Na verdade, não existem estudos específicos sobre o assunto. Daí seu tema. Perguntemo-nos então em que relação se encontram os dois termos que constituem o título destas notas. Indiferença mútua? Antítese? Identidade? Ou mais? Mesmo antes disso, de acordo com o que o rigor e o método impõem, devemos, no entanto nos perguntar o que queremos dizer, e por cultura, e por Maçonaria.

Quando abordamos o tema da cultura, um fato é imediatamente evidente.

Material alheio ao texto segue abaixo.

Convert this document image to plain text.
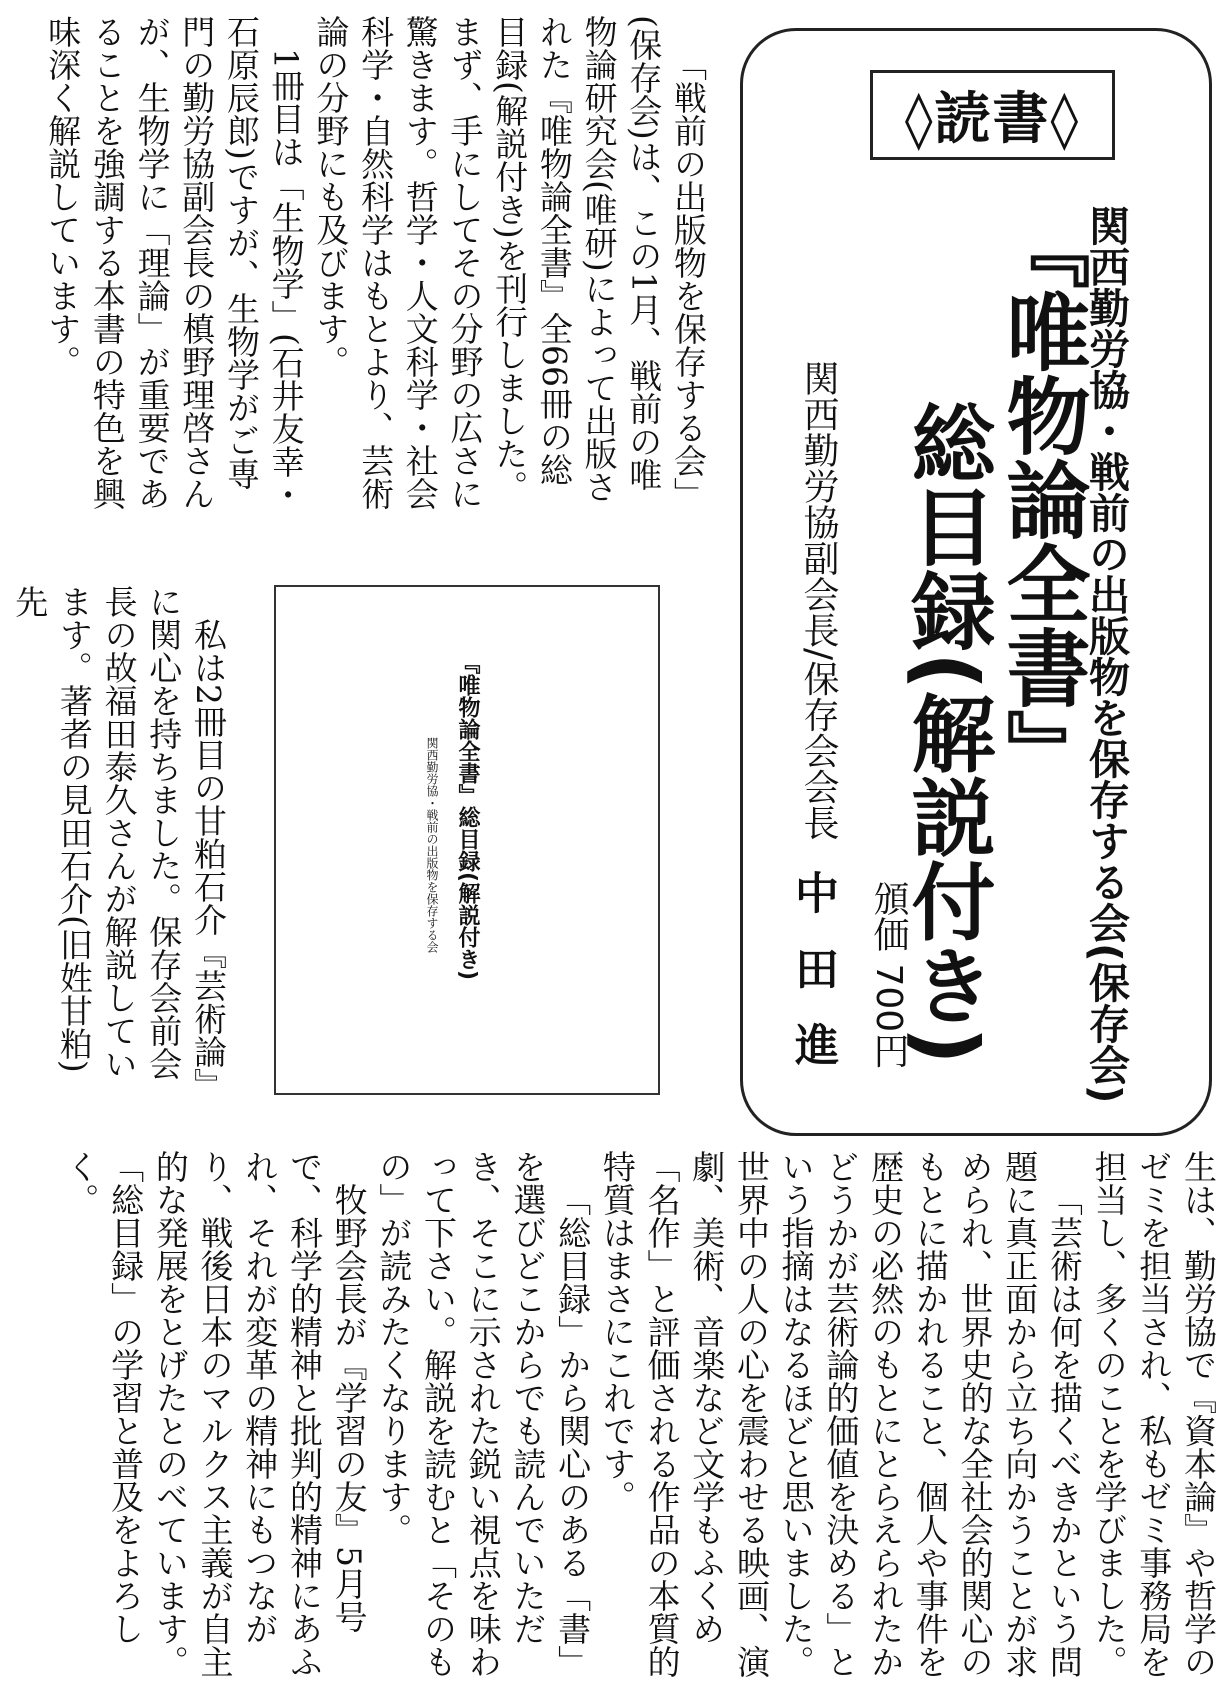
◊読書◊
関西勤労協・戦前の出版物を保存する会(保存会)
『唯物論全書』
総目録(解説付き)
頒価 700円
関西勤労協副会長/保存会会長
中田進

「戦前の出版物を保存する会」(保存会)は、この1月、戦前の唯物論研究会(唯研)によって出版された『唯物論全書』全66冊の総目録(解説付き)を刊行しました。まず、手にしてその分野の広さに驚きます。哲学・人文科学・社会科学・自然科学はもとより、芸術論の分野にも及びます。

1冊目は「生物学」(石井友幸・石原辰郎)ですが、生物学がご専門の勤労協副会長の槙野理啓さんが、生物学に「理論」が重要であることを強調する本書の特色を興味深く解説しています。

私は2冊目の甘粕石介『芸術論』に関心を持ちました。保存会前会長の故福田泰久さんが解説しています。著者の見田石介(旧姓甘粕)先

『唯物論全書』総目録(解説付き)
関西勤労協・戦前の出版物を保存する会

生は、勤労協で『資本論』や哲学のゼミを担当され、私もゼミ事務局を担当し、多くのことを学びました。

「芸術は何を描くべきかという問題に真正面から立ち向かうことが求められ、世界史的な全社会的関心のもとに描かれること、個人や事件を歴史の必然のもとにとらえられたかどうかが芸術論的価値を決める」という指摘はなるほどと思いました。世界中の人の心を震わせる映画、演劇、美術、音楽など文学もふくめ「名作」と評価される作品の本質的特質はまさにこれです。

「総目録」から関心のある「書」を選びどこからでも読んでいただき、そこに示された鋭い視点を味わって下さい。解説を読むと「そのもの」が読みたくなります。

牧野会長が『学習の友』5月号で、科学的精神と批判的精神にあふれ、それが変革の精神にもつながり、戦後日本のマルクス主義が自主的な発展をとげたとのべています。「総目録」の学習と普及をよろしく。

A cultura não é um fato homogêneo. Na verdade, há uma pluralidade de formas culturais que se distinguem entre si em bases diferentes, por exemplo, territoriais (cultura popular; camponesa) ou históricas (cultura primitiva). Essas distinções, é claro, são ditadas apenas pela simples conveniência de exibição. Para dar à noção um sentido completo, como ensinou Hegel, é necessário, portanto, resgatar um conceito unitário de cultura. Uma vez colocado sob esse ângulo, deve-se reconhecer que existem muitas e excelentes definições de cultura.

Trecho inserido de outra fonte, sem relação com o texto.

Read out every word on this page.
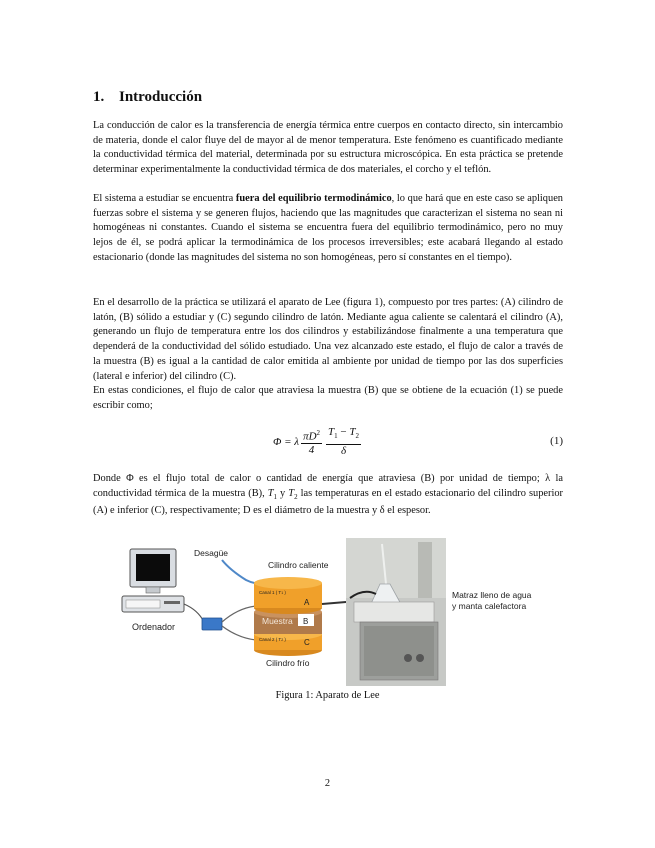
1. Introducción

La conducción de calor es la transferencia de energía térmica entre cuerpos en contacto directo, sin intercambio de materia, donde el calor fluye del de mayor al de menor temperatura. Este fenómeno es cuantificado mediante la conductividad térmica del material, determinada por su estructura microscópica. En esta práctica se pretende determinar experimentalmente la conductividad térmica de dos materiales, el corcho y el teflón.

El sistema a estudiar se encuentra fuera del equilibrio termodinámico, lo que hará que en este caso se apliquen fuerzas sobre el sistema y se generen flujos, haciendo que las magnitudes que caracterizan el sistema no sean ni homogéneas ni constantes. Cuando el sistema se encuentra fuera del equilibrio termodinámico, pero no muy lejos de él, se podrá aplicar la termodinámica de los procesos irreversibles; este acabará llegando al estado estacionario (donde las magnitudes del sistema no son homogéneas, pero sí constantes en el tiempo).

En el desarrollo de la práctica se utilizará el aparato de Lee (figura 1), compuesto por tres partes: (A) cilindro de latón, (B) sólido a estudiar y (C) segundo cilindro de latón. Mediante agua caliente se calentará el cilindro (A), generando un flujo de temperatura entre los dos cilindros y estabilizándose finalmente a una temperatura que dependerá de la conductividad del sólido estudiado. Una vez alcanzado este estado, el flujo de calor a través de la muestra (B) es igual a la cantidad de calor emitida al ambiente por unidad de tiempo por las dos superficies (lateral e inferior) del cilindro (C).

En estas condiciones, el flujo de calor que atraviesa la muestra (B) que se obtiene de la ecuación (1) se puede escribir como;

Φ = λ $\frac{\pi D^2}{4} \frac{T_1 - T_2}{\delta}$	(1)

Donde Φ es el flujo total de calor o cantidad de energía que atraviesa (B) por unidad de tiempo; λ la conductividad térmica de la muestra (B), $T_1$ y $T_2$ las temperaturas en el estado estacionario del cilindro superior (A) e inferior (C), respectivamente; D es el diámetro de la muestra y δ el espesor.

Ordenador
Desagüe
Cilindro caliente
Canal 1 ( T1 )
A
Muestra B
C
Canal 2 ( T2 )
Cilindro frío
Matraz lleno de agua
y manta calefactora
Figura 1: Aparato de Lee
2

Com a intenção, no entanto, de oferecer uma contribuição pessoal também deste último perfil, com uma visão antropológica do fenômeno, arriscamos uma nossa. Em nossa opinião, cultura pode ser definida como aquele complexo de tradições e saberes, nos inúmeros campos do saber característicos de um povo, que se transmite de uma geração a outra. Cada povo é, de fato, o criador de sua própria cultura, mas também o protagonista de sua própria história. Mantendo-se rigorosamente ancorado numa visão unitária da cultura, não se pode esquecer que, sob o mesmo paradigma, fervem diferentes culturas que apresentam conflitos, por vezes pacíficos, mas mais frequentemente, conflituosos, uma vez que um tipo de cultura pode se apresentar como um questionamento perigoso da integridade cultural de outra pessoa e até mesmo uma ameaça genuína.

Daí a reação voltada para a absorção cultural, entendida principalmente como um processo de ocidentalização, mas destinado ao fracasso, principalmente quando o embate se dá entre culturas que são expressão de diferentes sociedades caracterizadas particularmente pelo fenômeno religioso. Mais uma vez, a etimologia da palavra ajuda a enquadrar e aprofundar o conceito. Cultura vem do verbo latino colere = cultivar.

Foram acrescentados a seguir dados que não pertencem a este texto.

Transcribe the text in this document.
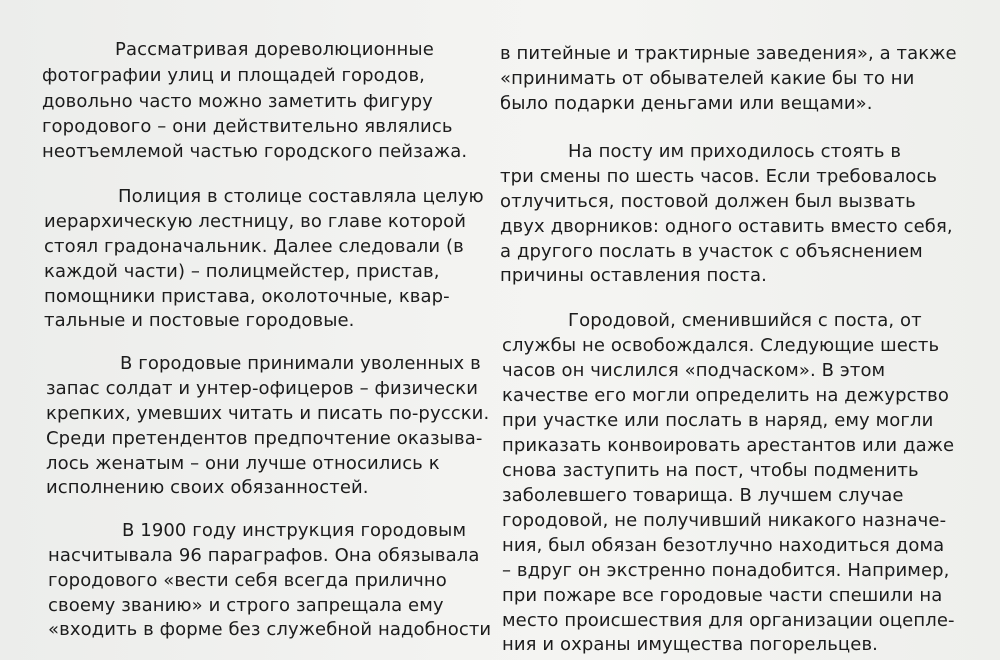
Рассматривая дореволюционные
фотографии улиц и площадей городов,
довольно часто можно заметить фигуру
городового – они действительно являлись
неотъемлемой частью городского пейзажа.
Полиция в столице составляла целую
иерархическую лестницу, во главе которой
стоял градоначальник. Далее следовали (в
каждой части) – полицмейстер, пристав,
помощники пристава, околоточные, квар-
тальные и постовые городовые.
В городовые принимали уволенных в
запас солдат и унтер-офицеров – физически
крепких, умевших читать и писать по-русски.
Среди претендентов предпочтение оказыва-
лось женатым – они лучше относились к
исполнению своих обязанностей.
В 1900 году инструкция городовым
насчитывала 96 параграфов. Она обязывала
городового «вести себя всегда прилично
своему званию» и строго запрещала ему
«входить в форме без служебной надобности
в питейные и трактирные заведения», а также
«принимать от обывателей какие бы то ни
было подарки деньгами или вещами».
На посту им приходилось стоять в
три смены по шесть часов. Если требовалось
отлучиться, постовой должен был вызвать
двух дворников: одного оставить вместо себя,
а другого послать в участок с объяснением
причины оставления поста.
Городовой, сменившийся с поста, от
службы не освобождался. Следующие шесть
часов он числился «подчаском». В этом
качестве его могли определить на дежурство
при участке или послать в наряд, ему могли
приказать конвоировать арестантов или даже
снова заступить на пост, чтобы подменить
заболевшего товарища. В лучшем случае
городовой, не получивший никакого назначе-
ния, был обязан безотлучно находиться дома
– вдруг он экстренно понадобится. Например,
при пожаре все городовые части спешили на
место происшествия для организации оцепле-
ния и охраны имущества погорельцев.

A expressão referente à terra significa cultivo; relacionado ao homem, educação e instrução; para o povo, a civilização vale, expressando o cuidado assíduo para alcançá-la, igual ao do agricultor.

A cultura é, portanto, a elevação do único indivíduo ao coletivo social.

Toda cultura é dinâmica, porque tem uma capacidade criativa que está aninhada em cada pessoa que enfrenta ou tenta responder às diferentes situações, internas ou externas, que a evolução do tempo lhe reserva. A partir desse perfil, todo ser humano é filho e pai da cultura na qual está inserido.

Acultura tem três características negativas. Em primeiro lugar, não faz parte do patrimônio genético, pois é aprendido pelos indivíduos no contexto em que são formados.

Em segundo lugar, não se encaixa em uma esfera metafísica porque é sempre uma expressão de uma orientação prática de um determinado grupo social.

Por último, porque nunca é um tipo de crescimento orgânico e harmonioso, visto que se realiza por meio de lacerações sucessivas. Resta uma polêmica questão de saber se a cultura é um fenômeno autônomo, visto que ainda são – e acima de tudo – as chamadas classes dominantes que a formam. Nesse panorama, ainda que sintético, deve-se lembrar, por fim, que também não faltaram aqueles que viam a cultura como fator negativo, pois ela se realizaria de forma primária através da repressão das pulsões individuais do homem.

Assim Freud em Totem e tabu (1914) e em Desconforto da civilização (1930) e, posteriormente, também Jung,  que, ao enfrentar a vida, sugeriu aproximar-se do caminho … sem bagagem. Esta última tese é absolutamente minoritária, considerada, pelo contrário, que a cultura, entendida no sentido antropológico, a partir do perfil coletivo, é um fator indiscutível de coesão social, enquanto do subjetivo se configura como a ferramenta que a torna possível aos indivíduos, para alcançar propósitos socialmente aceitos.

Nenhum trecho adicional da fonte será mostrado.